Outstanding Characters

You’ll come to love the Derry Girls (and boy) but it’s Michelle that has all the best lines: “You can’t ring Childline every time your mother threatens to kill you.”  Her scrunchy perm and hoop earrings are mere accessories to her pursuit of the best craic no matter the consequences.  Cousin Orla, meanwhile, clinches it for the best individual accent, aided by the strangeness of her every utterance.  Our lead, Erin Quinn, has amazing timing, but her mouth never stops moving, while Clare spends most of each episode shrieking.  It’s actually the supporting cast I enjoy the most.  School swot, Jenny Joyce, is an instant favourite, with her delicious unstoppable smugness at every turn wonderfully foiled by Sister Michael’s utter disgust at her sycophancy.  Jenny’s assembly harmonies show a voice as weak as her two shoes are goodie.

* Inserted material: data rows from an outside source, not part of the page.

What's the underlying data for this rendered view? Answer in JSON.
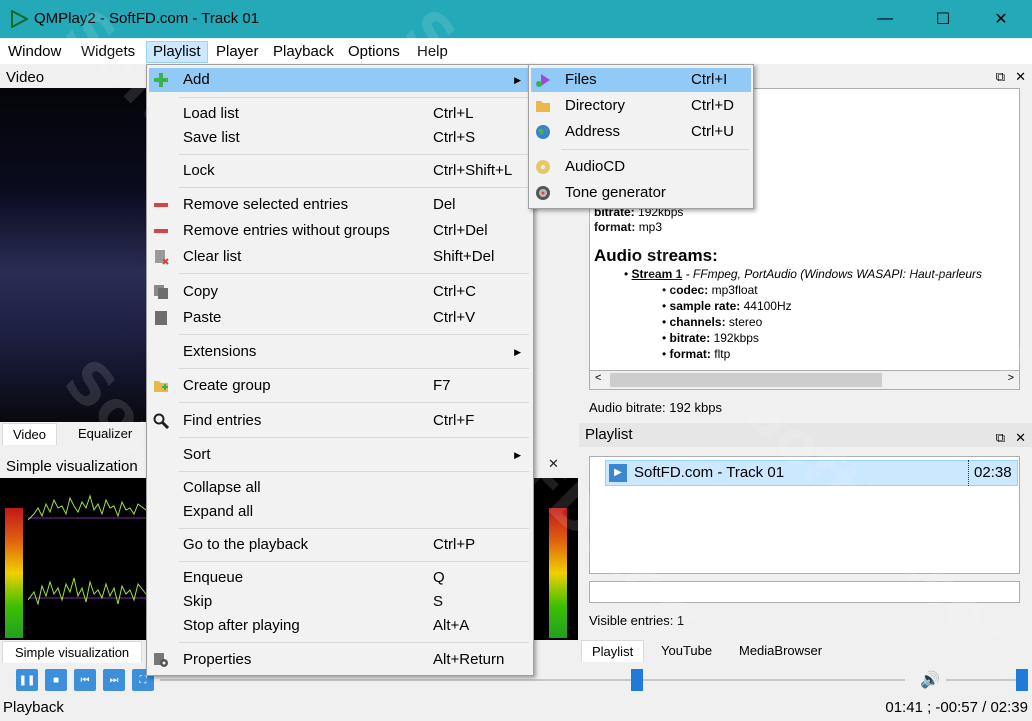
{
  "window": {
    "title": "QMPlay2 - SoftFD.com - Track 01",
    "minimize": "—",
    "maximize": "☐",
    "close": "✕"
  },
  "menubar": [
    "Window",
    "Widgets",
    "Playlist",
    "Player",
    "Playback",
    "Options",
    "Help"
  ],
  "video_dock": {
    "title": "Video",
    "tabs": [
      "Video",
      "Equalizer"
    ]
  },
  "vis_dock": {
    "title": "Simple visualization",
    "tab": "Simple visualization"
  },
  "info": {
    "bitrate_label": "bitrate:",
    "bitrate_value": "192kbps",
    "format_label": "format:",
    "format_value": "mp3",
    "audio_streams": "Audio streams:",
    "stream_name": "Stream 1",
    "stream_desc": " - FFmpeg, PortAudio (Windows WASAPI: Haut-parleurs",
    "codec_label": "codec:",
    "codec_value": "mp3float",
    "rate_label": "sample rate:",
    "rate_value": "44100Hz",
    "channels_label": "channels:",
    "channels_value": "stereo",
    "sbitrate_label": "bitrate:",
    "sbitrate_value": "192kbps",
    "sformat_label": "format:",
    "sformat_value": "fltp",
    "audio_bitrate": "Audio bitrate: 192 kbps"
  },
  "playlist_dock": {
    "title": "Playlist",
    "entries": [
      {
        "name": "SoftFD.com - Track 01",
        "length": "02:38"
      }
    ],
    "visible_entries": "Visible entries: 1",
    "tabs": [
      "Playlist",
      "YouTube",
      "MediaBrowser"
    ]
  },
  "playlist_menu": [
    {
      "label": "Add",
      "shortcut": "",
      "submenu": true,
      "icon": "plus-icon"
    },
    {
      "label": "Load list",
      "shortcut": "Ctrl+L"
    },
    {
      "label": "Save list",
      "shortcut": "Ctrl+S"
    },
    {
      "label": "Lock",
      "shortcut": "Ctrl+Shift+L"
    },
    {
      "label": "Remove selected entries",
      "shortcut": "Del",
      "icon": "minus-icon"
    },
    {
      "label": "Remove entries without groups",
      "shortcut": "Ctrl+Del",
      "icon": "minus-icon"
    },
    {
      "label": "Clear list",
      "shortcut": "Shift+Del",
      "icon": "clear-icon"
    },
    {
      "label": "Copy",
      "shortcut": "Ctrl+C",
      "icon": "copy-icon"
    },
    {
      "label": "Paste",
      "shortcut": "Ctrl+V",
      "icon": "paste-icon"
    },
    {
      "label": "Extensions",
      "shortcut": "",
      "submenu": true
    },
    {
      "label": "Create group",
      "shortcut": "F7",
      "icon": "folder-add-icon"
    },
    {
      "label": "Find entries",
      "shortcut": "Ctrl+F",
      "icon": "search-icon"
    },
    {
      "label": "Sort",
      "shortcut": "",
      "submenu": true
    },
    {
      "label": "Collapse all",
      "shortcut": ""
    },
    {
      "label": "Expand all",
      "shortcut": ""
    },
    {
      "label": "Go to the playback",
      "shortcut": "Ctrl+P"
    },
    {
      "label": "Enqueue",
      "shortcut": "Q"
    },
    {
      "label": "Skip",
      "shortcut": "S"
    },
    {
      "label": "Stop after playing",
      "shortcut": "Alt+A"
    },
    {
      "label": "Properties",
      "shortcut": "Alt+Return",
      "icon": "gear-icon"
    }
  ],
  "add_submenu": [
    {
      "label": "Files",
      "shortcut": "Ctrl+I",
      "icon": "music-file-icon"
    },
    {
      "label": "Directory",
      "shortcut": "Ctrl+D",
      "icon": "folder-icon"
    },
    {
      "label": "Address",
      "shortcut": "Ctrl+U",
      "icon": "globe-icon"
    },
    {
      "label": "AudioCD",
      "shortcut": "",
      "icon": "cd-icon"
    },
    {
      "label": "Tone generator",
      "shortcut": "",
      "icon": "tone-icon"
    }
  ],
  "status": {
    "left": "Playback",
    "right": "01:41 ; -00:57 / 02:39"
  },
  "watermark": "SoftFD.com",
  "colors": {
    "titlebar": "#23a9b8",
    "highlight": "#91c9f7",
    "selection": "#cce8ff"
  }
}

But Erin and Orla’s family deliver the most laughs.  We’ve all been cornered by an Uncle Colm – a relation whose unending stories guarantee instant boredom.  We all know someone as self-centred as Aunt Sarah – the kind of person who wears white to a wedding.  And we all love a matriarch as domineering as Mary.  Erin’s mum truly is a domestic force to be reckoned with, often ending up an unwilling accomplice in the girls’ ill-advised misdemeanours.  She captures some major universal mum-isms that can be recognised among the Irish, the British and the world over.  She gets the names of new things wrong, mistakenly thinking that Take That are called This And That.  And she has strong sentiments about laundry, flying off the handle when someone suggests doing just a half load of washing because doing “A half load goes against everything I stand for.”  My own mother once matched this when I asked her innocently why she preferred Sainsbury’s over Tesco, to which she responded instantly, “I just hate everything Tesco stand for as a company.”  Fairly neutral then.


So, well done to Lisa McGee, the show’s writer and creator.  She’s added something to the national canon that’s so nuanced and local that I’m thrilled at the thought of other English-speaking countries struggling to work out what on earth is going in each episode.  Maybe someone’s told them they should watch Derry Girls because it’s so funny.  But they can’t.  It’s ours.